King Henry also ordered Gilbert, William Marshal's son and successor, to hand over "a reasonable portion" of his lands to the king so that one of Rhys's grandsons, Maredudd ap Rhys Gryg, could be enfeoffed with it; Maredudd and Gilbert's mothers were distant relations, and before Maredudd had reached adulthood, he had been Gilbert's ward. To satisfy the king's demand, Gilbert gave Maredudd the section of Emlyn east of the Cuch - Emlyn Uwch Cych (Emlyn beyond the Cuch). Early the following year, in a marriage that had probably been pre-arranged, Maredudd married Isobel, the illegitimate daughter of Gilbert's elder (but now deceased) brother, William; he had effectively acquired Emlyn Uwch Cych as a dowry. Maredudd built a castle to control his part of Emlyn: Newcastle Emlyn.

===The introduction of counties===

In 1282, the Statute of Rhuddlan converted the king's lands into counties, with those enfeoffed to Maredudd (including Emlyn Uwch Cych) becoming the main part of Carmarthenshire. Carmarthenshire was administratively subdivided into a number of hundreds, with Emlyn Uwch Cych falling within Elvet Hundred. Maredudd's son, Rhys ap Maredudd had by now inherited Maredudd's baronies, which continued to exist—though now within Carmarthenshire—until Rhys committed treason in 1287, attempting a rebellion.

The part of Emlyn west of the Cuch—Emlyn Is Cych (Emlyn on this side of the Cuch)—remained part of the Marcher Lordship of Pembroke, which continued to be held by William Marshall's descendants until 1389, when the then Marcher Lord died without direct or male-line heirs; as a result, the territory defaulted to the crown. Decades later, the Marcher Lordship of Pembroke was transferred to a royal favourite, who then likewise died without legitimate children, causing it to revert once more to the crown, a pattern that would repeat itself throughout the 15th century; among others it was held by Duke Humphrey (of Gloucester), William de la Pole and Jasper Tudor.

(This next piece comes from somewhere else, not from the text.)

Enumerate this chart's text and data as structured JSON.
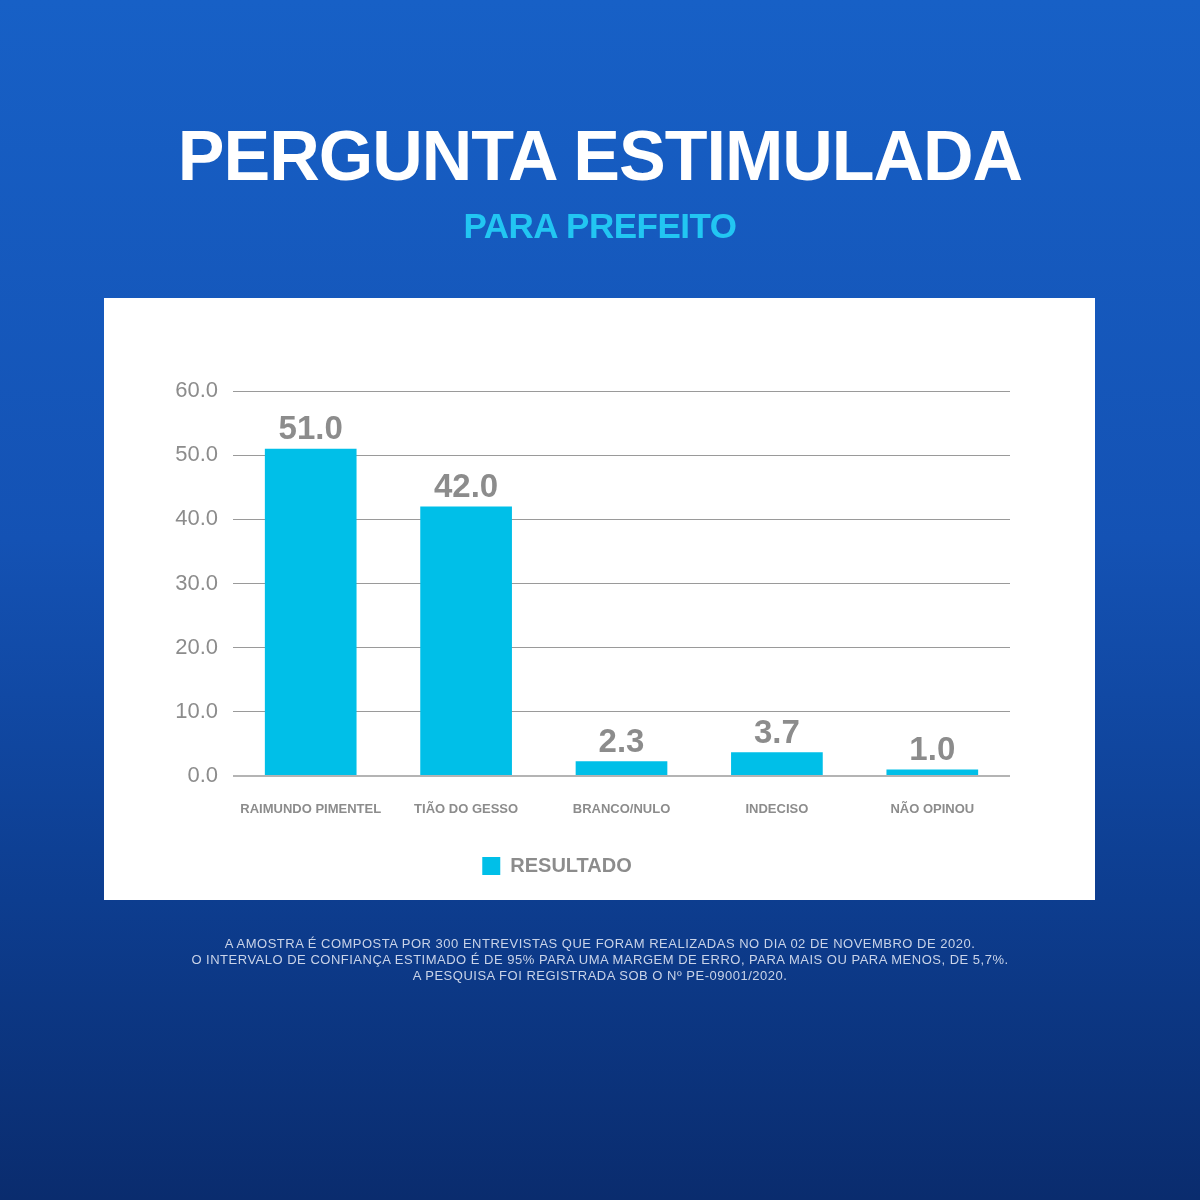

The last gifting of the Marcher Lordship of Pembroke, now attached to the title of Marquess, was from King Henry VIII to Anne Boleyn (shortly before he married her); later, at around the time she was on trial for treason, the king passed the first Laws in Wales Act in 1535, which abolished the status of Marcher Lords, and converted the Marcher Lordship of Pembroke, together with Dewisland, into Pembrokeshire. Emlyn Is Cych became Pembrokeshire's Cilgerran Hundred.

Emlyn's name lives on in several local place names, including Newcastle Emlyn.